PÉKIN CORRESPONDANCE
A en croire la presse officielle, une « réforme majeure » des terres agricoles devrait être décidée lors de la 3e session plénière du 17e comité central du Parti communiste chinois, qui s’achève le 12 octobre. Une annonce hautement symbolique : il y a trente ans, en 1978, lors d’une autre session plénière du cercle dirigeant du parti, Deng Xiaoping avait entériné « le virage historique de l’ouverture et des réformes », rappelle l’agence de presse Chine nouvelle.
La nouvelle réforme pourrait permettre aux ruraux « d’échanger, de louer ou d’hypothéquer leur droit d’usage et d’en tirer profit, afin de financer leur installation dans les villes », explique Dang Guoying, un expert de la question rurale à l’Académie chinoise des sciences sociales, cité par le China Daily. Il s’agirait non de privatiser les terres, mais de sceller par une forme juridique et contractuelle solide, sous forme d’un bail directement monnayable, le droit d’usage des paysans. Il s’agit pour les dirigeants actuels, en s’attaquant à la question des terres, de mener plus loin la « nouvelle donne » pour les campagnes amorcée il y a deux ans avec la suppression des taxes pour les paysans et l’ébauche d’un système plus étendu de sécurité sociale.
La question des terres est critique en Chine, où 750 millions de personnes sont classés comme ruraux. Elle est la source chaque année de dizaines de milliers de conflits dans les campagnes. Le système de production actuel n’est pas non plus adapté aux impératifs de sécurité alimentaire de la Chine d’aujourd’hui, car il favorise des exploitations morcelées, et donc une agriculture peu mécanisée et peu productive.

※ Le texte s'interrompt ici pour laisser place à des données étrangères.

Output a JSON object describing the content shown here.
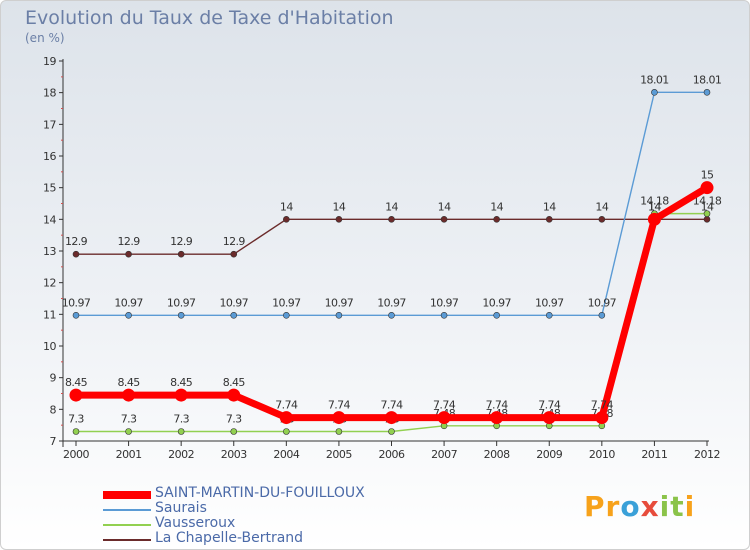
{
  "chart_data": {
    "type": "line",
    "title": "Evolution du Taux de Taxe d'Habitation",
    "subtitle": "(en %)",
    "xlabel": "",
    "ylabel": "",
    "categories": [
      "2000",
      "2001",
      "2002",
      "2003",
      "2004",
      "2005",
      "2006",
      "2007",
      "2008",
      "2009",
      "2010",
      "2011",
      "2012"
    ],
    "ylim": [
      7,
      19
    ],
    "yticks": [
      "7",
      "8",
      "9",
      "10",
      "11",
      "12",
      "13",
      "14",
      "15",
      "16",
      "17",
      "18",
      "19"
    ],
    "series": [
      {
        "name": "La Chapelle-Bertrand",
        "color": "#6b2b2b",
        "values": [
          12.9,
          12.9,
          12.9,
          12.9,
          14,
          14,
          14,
          14,
          14,
          14,
          14,
          14,
          14
        ],
        "labels": [
          "12.9",
          "12.9",
          "12.9",
          "12.9",
          "14",
          "14",
          "14",
          "14",
          "14",
          "14",
          "14",
          "14",
          "14"
        ]
      },
      {
        "name": "Saurais",
        "color": "#5b9bd5",
        "values": [
          10.97,
          10.97,
          10.97,
          10.97,
          10.97,
          10.97,
          10.97,
          10.97,
          10.97,
          10.97,
          10.97,
          18.01,
          18.01
        ],
        "labels": [
          "10.97",
          "10.97",
          "10.97",
          "10.97",
          "10.97",
          "10.97",
          "10.97",
          "10.97",
          "10.97",
          "10.97",
          "10.97",
          "18.01",
          "18.01"
        ]
      },
      {
        "name": "Vausseroux",
        "color": "#92d050",
        "values": [
          7.3,
          7.3,
          7.3,
          7.3,
          7.3,
          7.3,
          7.3,
          7.48,
          7.48,
          7.48,
          7.48,
          14.18,
          14.18
        ],
        "labels": [
          "7.3",
          "7.3",
          "7.3",
          "7.3",
          "7.3",
          "7.3",
          "7.3",
          "7.48",
          "7.48",
          "7.48",
          "7.48",
          "14.18",
          "14.18"
        ]
      },
      {
        "name": "SAINT-MARTIN-DU-FOUILLOUX",
        "color": "#ff0000",
        "values": [
          8.45,
          8.45,
          8.45,
          8.45,
          7.74,
          7.74,
          7.74,
          7.74,
          7.74,
          7.74,
          7.74,
          14,
          15
        ],
        "labels": [
          "8.45",
          "8.45",
          "8.45",
          "8.45",
          "7.74",
          "7.74",
          "7.74",
          "7.74",
          "7.74",
          "7.74",
          "7.74",
          "14",
          "15"
        ]
      }
    ],
    "legend": [
      {
        "name": "SAINT-MARTIN-DU-FOUILLOUX",
        "color": "#ff0000"
      },
      {
        "name": "Saurais",
        "color": "#5b9bd5"
      },
      {
        "name": "Vausseroux",
        "color": "#92d050"
      },
      {
        "name": "La Chapelle-Bertrand",
        "color": "#6b2b2b"
      }
    ],
    "legend_position": "bottom-left"
  },
  "brand": {
    "letters": [
      "P",
      "r",
      "o",
      "x",
      "i",
      "t",
      "i"
    ],
    "colors": [
      "#f7a21b",
      "#f7a21b",
      "#3aa0d8",
      "#e74c3c",
      "#8bc34a",
      "#8bc34a",
      "#f7a21b"
    ]
  }
}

Les paysans chinois n’ont pas le droit de céder les terres qu’ils cultivent selon un droit d’usage et dont ils sont propriétaires collectivement. Ce droit en incombe au comité du village. Dans les faits, celui-ci, le plus souvent contrôlé par le gouvernement local, en use et en abuse : seule une infime fraction (1/30e en moyenne selon les experts chinois) des sommes payées pour les terres collectives parviennent aux paysans.
VIDE JURIDIQUE
Pour illustrer la réforme à venir, le président Hu Jintao a rendu une visite très médiatisée, fin septembre, en pleine fête nationale, au village de Xiaogang, dans la province de l’Anhui (est). Le lieu est lui aussi très symbolique. C’est à Xiaogang, en décembre 1978, que 18 paysans signèrent un pacte secret qui allait attribuer à chaque foyer un lopin de terre à cultiver... et mettre en pratique, sans le savoir, la nouvelle philosophie de marché de Deng Xiaoping, qui instaura ensuite à grande échelle ce système dit de « responsabilité des ménages », enterrant le collectivisme de l’ère Mao.
Car, Xiaogang, comme l’explique un long reportage de l’agence Chine nouvelle, est aujourd’hui encore un village pionnier. Ses habitants ont trouvé le moyen de louer leurs terres à plusieurs exploitations agricoles, plus performantes, qui leur versent un loyer et emploient certains d’entre eux. Yan Jinchang, l’un des 18 signataires du pacte de 1978, âgé aujourd’hui de 65 ans, a ainsi loué son lopin à un éleveur de volailles de Shanghaï. Le chef du village, cité par l’agence, raconte que le revenu annuel par tête à Xiaogang est aujourd’hui de 6 000 yuans, contre 4 140 en moyenne en Chine.
L’évolution du village illustre celle des campagnes chinoises. Dans les années 1980, la responsabilisation des paysans libère les énergies et fait décoller les campagnes, alors mieux loties que les villes. Les villageois de Xiaogang travaillent, accumulent de l’argent, construisent des maisons. Dans les années 1990, le mouvement s’inverse et certains paysans retombent dans la pauvreté. Avant de trouver un modus operandi, qui attend sa validation par le pouvoir : « Nous sommes à un nouveau départ : il faut un nouveau système pour les zones rurales », dit un paysan, inquiet du vide juridique actuel autour des baux.